I picked up the disgusting cheese curl with a piece of Kleenex, same as I would have done with a dead cockroach, and dropped it in the trash, forcing myself to take some deep breaths to calm myself. Once I had done eight counts of ten and straightened out the garbage bag in the bin, I sat down next to Mr. Bozeman on the sofa and did my best to keep my face absolutely neutral. “Don’t be mad,” he said.

“Of course I’m not mad.” Actually, I was unbelievably mad, but not with Mr. Bozeman. I was mad at the Texan—I detested him for being an opportunist and a fat wolf in even fatter sheep’s clothing. I’d been careful to never cross paths with him; he was like the Joseph Stalin of Albuquerque. You didn’t have to know him to steer clear. And he was just the sort of lousy, nasty SOB that Ruth and Roxie and I sometimes fantasized about taking down, with a handful of too-hot-to-fence diamonds and an anonymous call to the proper authorities.

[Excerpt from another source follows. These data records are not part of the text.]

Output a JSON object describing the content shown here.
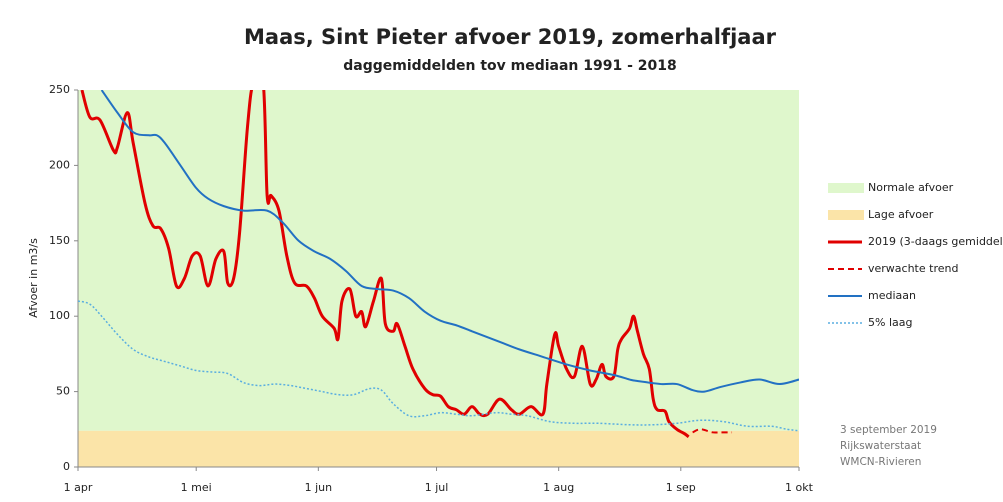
{
  "chart_data": {
    "type": "line",
    "title": "Maas, Sint Pieter afvoer 2019, zomerhalfjaar",
    "subtitle": "daggemiddelden tov  mediaan 1991 - 2018",
    "y_label": "Afvoer in m3/s",
    "xlim": [
      0,
      183
    ],
    "ylim": [
      0,
      250
    ],
    "xticks": [
      {
        "value": 0,
        "label": "1 apr"
      },
      {
        "value": 30,
        "label": "1 mei"
      },
      {
        "value": 61,
        "label": "1 jun"
      },
      {
        "value": 91,
        "label": "1 jul"
      },
      {
        "value": 122,
        "label": "1 aug"
      },
      {
        "value": 153,
        "label": "1 sep"
      },
      {
        "value": 183,
        "label": "1 okt"
      }
    ],
    "yticks": [
      0,
      50,
      100,
      150,
      200,
      250
    ],
    "legend": "right",
    "bands": [
      {
        "name": "Normale afvoer",
        "color": "#dff7cc",
        "from": 24,
        "to": 250
      },
      {
        "name": "Lage afvoer",
        "color": "#fbe4a8",
        "from": 0,
        "to": 24
      }
    ],
    "series": [
      {
        "name": "2019 (3-daags gemiddelde",
        "color": "#e00000",
        "style": "solid",
        "width": 3,
        "x": [
          1,
          3,
          5.6,
          9,
          10,
          12.5,
          14,
          17,
          19,
          21,
          23,
          25,
          27,
          29,
          31,
          33,
          35,
          37,
          38,
          39.5,
          41,
          43,
          44.5,
          47,
          48,
          49,
          51,
          53,
          55,
          58,
          60,
          62,
          65,
          66,
          67,
          69,
          70.5,
          72,
          73,
          75,
          77,
          78,
          80,
          81,
          83,
          85,
          88,
          90,
          92,
          94,
          96,
          98,
          100,
          102,
          104,
          107,
          110,
          112,
          115,
          118,
          119,
          121,
          122,
          124,
          126,
          128,
          130,
          131.5,
          133,
          134,
          136,
          137,
          138,
          140,
          141,
          142,
          143.5,
          145,
          146,
          147,
          149,
          150,
          152,
          154,
          155
        ],
        "values": [
          250,
          232,
          230,
          210,
          212,
          235,
          215,
          175,
          160,
          158,
          145,
          120,
          125,
          140,
          140,
          120,
          138,
          143,
          122,
          125,
          155,
          225,
          255,
          255,
          180,
          180,
          170,
          140,
          122,
          120,
          112,
          100,
          92,
          85,
          110,
          118,
          100,
          103,
          93,
          110,
          125,
          95,
          90,
          95,
          80,
          65,
          52,
          48,
          47,
          40,
          38,
          35,
          40,
          35,
          35,
          45,
          38,
          35,
          40,
          35,
          55,
          88,
          80,
          65,
          60,
          80,
          55,
          58,
          68,
          60,
          60,
          78,
          85,
          92,
          100,
          90,
          75,
          65,
          45,
          38,
          37,
          30,
          25,
          22,
          20
        ]
      },
      {
        "name": "verwachte trend",
        "color": "#e00000",
        "style": "dashed",
        "width": 2,
        "x": [
          156,
          158,
          161,
          163,
          166
        ],
        "values": [
          23,
          25,
          23,
          23,
          23
        ]
      },
      {
        "name": "mediaan",
        "color": "#2271c3",
        "style": "solid",
        "width": 2,
        "x": [
          6,
          10,
          14,
          18,
          20,
          22,
          26,
          30,
          33,
          37,
          42,
          48,
          52,
          56,
          60,
          64,
          68,
          72,
          76,
          80,
          84,
          88,
          92,
          96,
          100,
          104,
          108,
          112,
          118,
          124,
          130,
          136,
          140,
          142,
          148,
          152,
          156,
          159,
          163,
          168,
          173,
          178,
          183
        ],
        "values": [
          250,
          235,
          222,
          220,
          220,
          215,
          200,
          185,
          178,
          173,
          170,
          170,
          162,
          150,
          143,
          138,
          130,
          120,
          118,
          117,
          112,
          103,
          97,
          94,
          90,
          86,
          82,
          78,
          73,
          68,
          64,
          61,
          58,
          57,
          55,
          55,
          51,
          50,
          53,
          56,
          58,
          55,
          58
        ]
      },
      {
        "name": "5% laag",
        "color": "#5aaee0",
        "style": "dotted",
        "width": 1.5,
        "x": [
          0,
          3,
          6,
          10,
          14,
          18,
          22,
          26,
          30,
          34,
          38,
          42,
          46,
          50,
          54,
          58,
          62,
          66,
          70,
          74,
          77,
          80,
          84,
          88,
          92,
          96,
          100,
          106,
          110,
          114,
          120,
          126,
          132,
          140,
          146,
          152,
          158,
          164,
          170,
          176,
          180,
          183
        ],
        "values": [
          110,
          108,
          100,
          88,
          78,
          73,
          70,
          67,
          64,
          63,
          62,
          56,
          54,
          55,
          54,
          52,
          50,
          48,
          48,
          52,
          51,
          42,
          34,
          34,
          36,
          35,
          34,
          36,
          35,
          34,
          30,
          29,
          29,
          28,
          28,
          29,
          31,
          30,
          27,
          27,
          25,
          24
        ]
      }
    ],
    "annotations": [
      "3 september 2019",
      "Rijkswaterstaat",
      "WMCN-Rivieren"
    ]
  }
}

But we’d never had a reason.

Yet.

Mr. Bozeman’s eyes were bloodshot, and he looked just as worried as I felt. He also looked tired and stressed. Everything an eighty-seven-year-old man deserved not to be anymore. He revealed what he’d stashed under his afghan. It was a betting slip, and he handed it to me. Elvis’s Girl, to win at the Ruidoso Downs Race Track. I closed my eyes. There was no need to panic. All we had to do was cancel the bet. I put my hands to my eyes and rubbed my eyebrows. “When is the race?”

But Mr. Bozeman didn’t answer. I looked up to find him staring openmouthed at the television. A clump of fast-moving horses galloped from left to right, and the bottom of the screen filled up with statistics—the names of the horses, jockeys, and owners, along with the final times. But then the camera zoomed in on a brown filly with pink blinders, with her jockey walking by her side.